Combating SPAM in your Inbox
Spam continues to inundate our email inboxes daily, despite various protection measures.
It is an irritating and pointless intrusion, and I highly doubt that anyone has ever been convinced to buy anything from spammers. Any business that resorts to spam-based advertising deserve no customers at all. However, with a few straightforward precautions, you can significantly minimize spam on your website.
In this article, we will present five practical tips that have proven effective for us at Tropical Coast Web Design.
Keep Your Frameworks and Plug-ins Updated:
For websites running on platforms like WordPress, regular updates are crucial. These updates resolve known issues and address security vulnerabilities. To update your components, locate the “UPDATES” button on your website’s main dashboard (similar options may be available in other systems) and apply any listed updates. It is advisable to back up your site before implementing any updates for added security.
Disguise Your Email Address on Pages:
Spammers employ automated bots to scour the internet for email addresses from business websites. To avoid your email address getting included in their databases, disguise it within your website’s code. Have your designer substitute the “@” symbol with its code equivalent “@”. This way, the address appears normal to visitors, but spambots will interpret it differently and disregard it entirely.
Employ a High-Quality Spam Filter in Your CMS:
Just as savvy email users utilize spam filters, you can install similar filters on your Content Management System (CMS) to prevent spam comments and emails from circulating through your site. Two excellent options for WordPress are Spam-Free WordPress and the widely used Akismet.
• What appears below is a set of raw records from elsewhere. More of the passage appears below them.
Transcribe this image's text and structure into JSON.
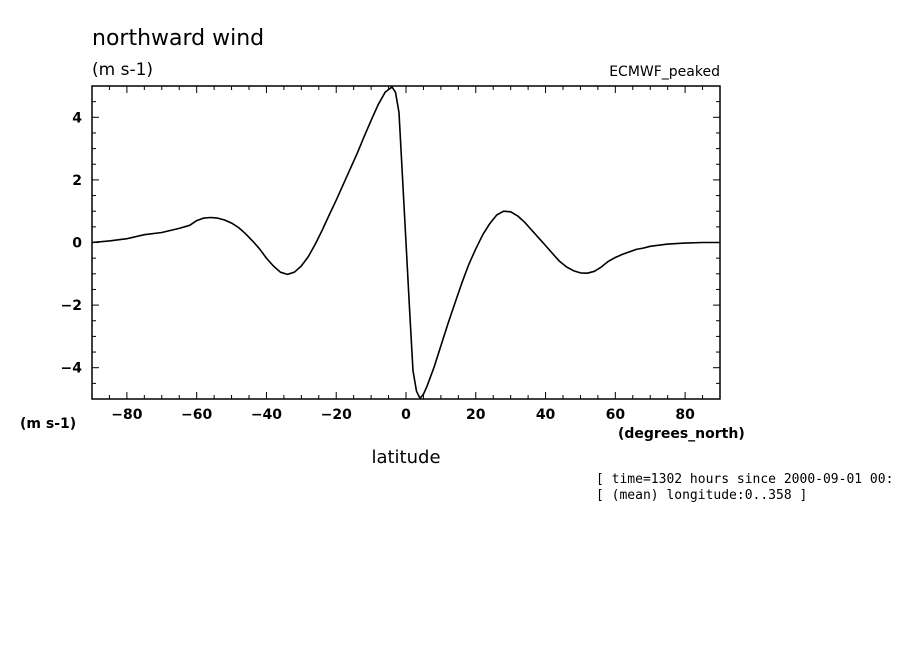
{
  "chart_data": {
    "type": "line",
    "title": "northward wind",
    "units_top": "(m s-1)",
    "dataset_label": "ECMWF_peaked",
    "y_units_label": "(m s-1)",
    "x_units_label": "(degrees_north)",
    "xlabel": "latitude",
    "xlim": [
      -90,
      90
    ],
    "ylim": [
      -5,
      5
    ],
    "x_ticks": [
      -80,
      -60,
      -40,
      -20,
      0,
      20,
      40,
      60,
      80
    ],
    "x_tick_labels": [
      "−80",
      "−60",
      "−40",
      "−20",
      "0",
      "20",
      "40",
      "60",
      "80"
    ],
    "y_ticks": [
      -4,
      -2,
      0,
      2,
      4
    ],
    "y_tick_labels": [
      "−4",
      "−2",
      "0",
      "2",
      "4"
    ],
    "grid": false,
    "annotations": [
      "[ time=1302 hours since 2000-09-01 00:",
      "[ (mean) longitude:0..358 ]"
    ],
    "series": [
      {
        "color": "#000000",
        "x": [
          -90,
          -85,
          -80,
          -75,
          -70,
          -65,
          -62,
          -60,
          -58,
          -56,
          -54,
          -52,
          -50,
          -48,
          -46,
          -44,
          -42,
          -40,
          -38,
          -36,
          -34,
          -32,
          -30,
          -28,
          -26,
          -24,
          -22,
          -20,
          -18,
          -16,
          -14,
          -12,
          -10,
          -8,
          -6,
          -4,
          -3,
          -2,
          0,
          1,
          2,
          3,
          4,
          5,
          6,
          8,
          10,
          12,
          14,
          16,
          18,
          20,
          22,
          24,
          26,
          28,
          30,
          32,
          34,
          36,
          38,
          40,
          42,
          44,
          46,
          48,
          50,
          52,
          54,
          56,
          58,
          60,
          62,
          64,
          66,
          68,
          70,
          75,
          80,
          85,
          90
        ],
        "y": [
          0.0,
          0.05,
          0.12,
          0.25,
          0.32,
          0.45,
          0.55,
          0.7,
          0.78,
          0.8,
          0.78,
          0.72,
          0.62,
          0.48,
          0.28,
          0.05,
          -0.2,
          -0.5,
          -0.75,
          -0.95,
          -1.02,
          -0.95,
          -0.75,
          -0.45,
          -0.05,
          0.4,
          0.88,
          1.35,
          1.85,
          2.35,
          2.85,
          3.38,
          3.9,
          4.4,
          4.8,
          4.97,
          4.8,
          4.15,
          0.0,
          -2.1,
          -4.1,
          -4.75,
          -4.98,
          -4.85,
          -4.6,
          -4.0,
          -3.3,
          -2.6,
          -1.95,
          -1.3,
          -0.7,
          -0.2,
          0.25,
          0.6,
          0.88,
          1.0,
          0.98,
          0.85,
          0.65,
          0.4,
          0.15,
          -0.1,
          -0.35,
          -0.6,
          -0.78,
          -0.9,
          -0.97,
          -0.98,
          -0.92,
          -0.78,
          -0.6,
          -0.48,
          -0.38,
          -0.3,
          -0.22,
          -0.18,
          -0.12,
          -0.05,
          -0.02,
          0.0,
          0.0
        ]
      }
    ]
  }
}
While Akismet requires a monthly subscription for business sites, Spam-Free WordPress is a free and effective alternative.
ReCaptcha v3 is an intelligent Google solution that quietly detects and blocks spam and bots on websites, enhancing security without inconveniencing “human” users. Unlike its predecessors, ReCaptcha v3 works silently in the background, assessing user behaviour, and assigning a risk score to each interaction. This score helps your website systems differentiate between genuine users and bots attempting malicious activities.
Secure Your Website with the .htaccess File:
The .htaccess file is a server-loaded system file that governs some site configurations. It can be customized to help prevent spam and malicious attacks. However, changing this file should be left to a professional web developer due to its sensitive nature.
Spam is not only annoying but can also damage your business’s reputation if not addressed properly. By implementing the five tips above, you can significantly reduce spam on your website and enhance your online experience. While no system is entirely foolproof, taking these simple precautions can minimize spam-related issues and provide your visitors with a hassle-free browsing experience.